Assim se divertiam tropicalmente os sociólogos e poetas, os críticos literários como Olívio Montenegro (que, de seu lado, cultivava preferências pessoais) e outros cavalheiros de irrefutável respeitabilidade. Se me arrisquei a identificar algumas iniciais é por pensar que tal recurso contradiz a natureza mesma do diário, documento íntimo em que tais cautelas não se justificam, tanto mais que, no caso, Gilberto Freyre refere, aqui e ali, os nomes verdadeiros. O perigo das iniciais está em que podem se referir a pessoas diferentes, com conseqüências fáceis de imaginar.

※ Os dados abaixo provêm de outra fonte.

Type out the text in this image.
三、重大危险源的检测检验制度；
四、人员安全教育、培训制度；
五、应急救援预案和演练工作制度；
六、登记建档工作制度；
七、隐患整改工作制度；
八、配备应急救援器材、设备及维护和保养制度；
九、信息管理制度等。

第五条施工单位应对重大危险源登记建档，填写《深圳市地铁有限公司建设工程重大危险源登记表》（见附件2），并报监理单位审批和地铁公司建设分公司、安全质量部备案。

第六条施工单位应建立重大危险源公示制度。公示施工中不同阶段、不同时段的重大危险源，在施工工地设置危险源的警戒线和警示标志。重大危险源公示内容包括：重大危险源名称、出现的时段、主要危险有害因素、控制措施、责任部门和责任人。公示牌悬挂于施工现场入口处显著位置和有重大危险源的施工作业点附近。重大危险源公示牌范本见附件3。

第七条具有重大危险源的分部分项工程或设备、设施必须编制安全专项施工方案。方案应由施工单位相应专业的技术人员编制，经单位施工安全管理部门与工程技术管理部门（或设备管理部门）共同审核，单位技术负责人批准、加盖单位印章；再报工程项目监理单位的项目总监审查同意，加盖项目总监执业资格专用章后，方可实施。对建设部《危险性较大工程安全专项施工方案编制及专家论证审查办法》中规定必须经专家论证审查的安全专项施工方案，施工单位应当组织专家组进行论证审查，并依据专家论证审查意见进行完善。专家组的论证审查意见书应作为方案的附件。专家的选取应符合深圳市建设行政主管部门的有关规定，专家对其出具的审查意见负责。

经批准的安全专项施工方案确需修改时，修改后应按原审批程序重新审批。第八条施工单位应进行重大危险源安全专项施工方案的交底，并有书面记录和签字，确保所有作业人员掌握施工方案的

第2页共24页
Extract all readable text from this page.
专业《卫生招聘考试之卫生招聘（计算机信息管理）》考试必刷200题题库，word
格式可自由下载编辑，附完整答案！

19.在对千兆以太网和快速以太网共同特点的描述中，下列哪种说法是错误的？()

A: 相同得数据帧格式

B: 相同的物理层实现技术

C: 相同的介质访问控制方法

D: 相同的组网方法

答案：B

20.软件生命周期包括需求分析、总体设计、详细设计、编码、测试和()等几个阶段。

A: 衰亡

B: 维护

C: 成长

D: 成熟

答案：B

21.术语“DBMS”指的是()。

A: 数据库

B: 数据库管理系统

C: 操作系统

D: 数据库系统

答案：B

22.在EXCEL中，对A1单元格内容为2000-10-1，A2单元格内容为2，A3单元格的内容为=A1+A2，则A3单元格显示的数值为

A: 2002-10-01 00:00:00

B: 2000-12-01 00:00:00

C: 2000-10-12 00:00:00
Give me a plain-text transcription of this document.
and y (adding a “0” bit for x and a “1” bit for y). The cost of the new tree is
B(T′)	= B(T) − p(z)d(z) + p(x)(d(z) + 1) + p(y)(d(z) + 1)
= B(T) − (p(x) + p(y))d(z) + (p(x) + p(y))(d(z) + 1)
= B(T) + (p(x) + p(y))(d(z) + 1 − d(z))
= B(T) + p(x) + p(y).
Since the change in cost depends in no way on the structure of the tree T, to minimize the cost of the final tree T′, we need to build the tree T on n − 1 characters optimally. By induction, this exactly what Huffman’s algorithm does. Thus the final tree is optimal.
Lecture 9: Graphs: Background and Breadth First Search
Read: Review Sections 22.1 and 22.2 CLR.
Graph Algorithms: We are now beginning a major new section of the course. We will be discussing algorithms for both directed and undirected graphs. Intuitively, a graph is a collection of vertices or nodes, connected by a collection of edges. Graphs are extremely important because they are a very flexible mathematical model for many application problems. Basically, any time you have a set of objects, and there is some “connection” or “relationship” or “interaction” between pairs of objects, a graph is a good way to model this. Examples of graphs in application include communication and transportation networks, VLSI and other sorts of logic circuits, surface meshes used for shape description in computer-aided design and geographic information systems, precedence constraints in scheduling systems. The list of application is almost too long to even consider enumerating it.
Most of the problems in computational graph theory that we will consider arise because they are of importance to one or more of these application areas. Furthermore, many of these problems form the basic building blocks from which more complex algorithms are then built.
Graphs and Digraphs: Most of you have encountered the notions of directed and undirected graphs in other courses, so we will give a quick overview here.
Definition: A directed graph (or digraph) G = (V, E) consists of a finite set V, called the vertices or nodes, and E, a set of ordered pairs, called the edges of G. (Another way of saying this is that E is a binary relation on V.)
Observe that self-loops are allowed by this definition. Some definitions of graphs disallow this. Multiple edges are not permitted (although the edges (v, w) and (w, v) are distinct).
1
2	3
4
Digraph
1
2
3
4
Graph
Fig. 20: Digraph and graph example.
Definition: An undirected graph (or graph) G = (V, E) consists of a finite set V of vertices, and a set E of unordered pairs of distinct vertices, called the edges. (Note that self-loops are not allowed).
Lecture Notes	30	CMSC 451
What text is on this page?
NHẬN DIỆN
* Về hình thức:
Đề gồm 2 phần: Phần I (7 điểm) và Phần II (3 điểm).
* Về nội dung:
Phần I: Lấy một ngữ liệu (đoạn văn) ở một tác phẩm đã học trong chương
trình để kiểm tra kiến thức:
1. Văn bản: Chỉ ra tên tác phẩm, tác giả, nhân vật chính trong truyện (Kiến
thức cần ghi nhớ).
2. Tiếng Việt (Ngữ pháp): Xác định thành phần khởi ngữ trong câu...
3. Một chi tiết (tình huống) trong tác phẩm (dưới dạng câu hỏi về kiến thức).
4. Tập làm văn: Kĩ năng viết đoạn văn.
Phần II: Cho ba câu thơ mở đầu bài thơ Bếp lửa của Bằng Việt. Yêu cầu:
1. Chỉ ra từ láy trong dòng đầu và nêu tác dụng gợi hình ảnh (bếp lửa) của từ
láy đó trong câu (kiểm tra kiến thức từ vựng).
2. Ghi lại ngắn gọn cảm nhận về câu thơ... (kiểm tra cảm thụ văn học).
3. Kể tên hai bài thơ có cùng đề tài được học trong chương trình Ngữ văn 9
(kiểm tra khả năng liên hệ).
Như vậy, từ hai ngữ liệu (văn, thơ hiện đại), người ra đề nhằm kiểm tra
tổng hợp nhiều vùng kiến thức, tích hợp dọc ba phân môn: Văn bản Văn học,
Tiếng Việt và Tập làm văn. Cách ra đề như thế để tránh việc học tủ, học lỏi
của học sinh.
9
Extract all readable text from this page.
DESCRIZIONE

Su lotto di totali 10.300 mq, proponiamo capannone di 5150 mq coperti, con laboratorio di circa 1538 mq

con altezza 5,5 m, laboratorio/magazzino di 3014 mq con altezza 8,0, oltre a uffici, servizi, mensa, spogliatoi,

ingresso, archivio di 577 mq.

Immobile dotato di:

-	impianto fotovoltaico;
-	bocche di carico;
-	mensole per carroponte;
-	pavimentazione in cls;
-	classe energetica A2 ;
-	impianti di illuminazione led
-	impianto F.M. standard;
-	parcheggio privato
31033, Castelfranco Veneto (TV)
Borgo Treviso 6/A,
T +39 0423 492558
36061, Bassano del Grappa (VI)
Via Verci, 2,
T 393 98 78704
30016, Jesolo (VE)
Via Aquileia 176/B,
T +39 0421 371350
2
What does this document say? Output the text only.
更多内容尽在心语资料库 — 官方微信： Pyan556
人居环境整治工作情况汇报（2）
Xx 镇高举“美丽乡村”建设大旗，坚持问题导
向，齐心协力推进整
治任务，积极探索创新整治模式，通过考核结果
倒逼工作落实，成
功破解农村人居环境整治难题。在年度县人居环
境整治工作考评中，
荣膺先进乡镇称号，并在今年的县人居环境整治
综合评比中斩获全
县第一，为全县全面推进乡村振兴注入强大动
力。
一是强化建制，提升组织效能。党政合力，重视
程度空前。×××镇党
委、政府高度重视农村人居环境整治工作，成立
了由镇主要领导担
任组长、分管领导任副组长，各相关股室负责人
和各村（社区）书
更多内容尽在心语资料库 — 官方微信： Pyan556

Se, no Recife, depois de sua volta, ele passou a freqüentar as chamadas "casas de mulheres" (para nada dizer de encontros eventuais), sua surpresa, na Inglaterra, foi verificar que, prolongando os costumes helênicos através da literatura e da língua, a universiade de Oxford era também uma "casa de homens" ou efebos, sólida tradição dos colégios ingleses (anotação de 1922): "Continuo sob a impressão de que... aqui em Oxford... há alguma coisa de grego, de helênico, de sublimação da amizade em amor: em amor platônico [...]". Ainda: "Em Oxford não são raras as danças de rapazes com rapazes... São danças que às vezes terminam em beijos e abraços.".

Pela literatura, pelo exemplo e pela convivência, ele também teve o seu período de relações homossexuais, provocando, segundo parece, intensa paixão em um jovem britânico. Em anotação de 1925, ele encontra legitimidade em livro hoje esquecido de George Santayana, testemunhando que "a amizade entre jovens lhe parecem florescer de modo particular na Inglaterra, entre a juventude inglesa; e Oxford ou Cambridge: estes dois grandes centros de arte da amizade entre ingleses". Foi na vida inglesa de amigos, lembrava no mesmo ano, "que também aprendi e compreendi algumas intimidades durante meus dias de Oxford, tão curtos e tão intensos [...]." Revelações que, confiadas anos depois a um jornalista brasileiro, causaram algum reboliço na hipócrita República das Letras (que, aliás, nada tem da República de Platão) além de alimentarem a maledicência dos seus inimigos. Naqueles tempos longínquos, ainda era um tópico tabu.

Desafetos espontâneos proliferaram à sua volta quando regressou ao Brasil: "O que sinto é que sou repelido pelo Brasil [...]. É incrível o número de artigos e artiguetes aparecidos nestes poucos meses contra mim; e a insistência de quase todos eles é neste ponto: a de ser eu um estranho, um exótico, um meteco, um desajustado, um estrangeirado" / (notação de 1923). É verdade que ele próprio, com suas flanelas de Londres e suas meias de Oxford (na cidade do Recife!) concorria para propagar a figura de insuportável snob. A hostilidade era tanto maior quanto os despeitados não lhe podiam ignorar a superioridade: "Duvido que alguém aqui leia hoje, de livros sérios na sua especialidade e em literatura e filosofia geral, metade sequer do que eu leio... conversei com eles sobre livros. Estão apenas nos primeiros andares da erudição. E padecem do mal de ser livrescos".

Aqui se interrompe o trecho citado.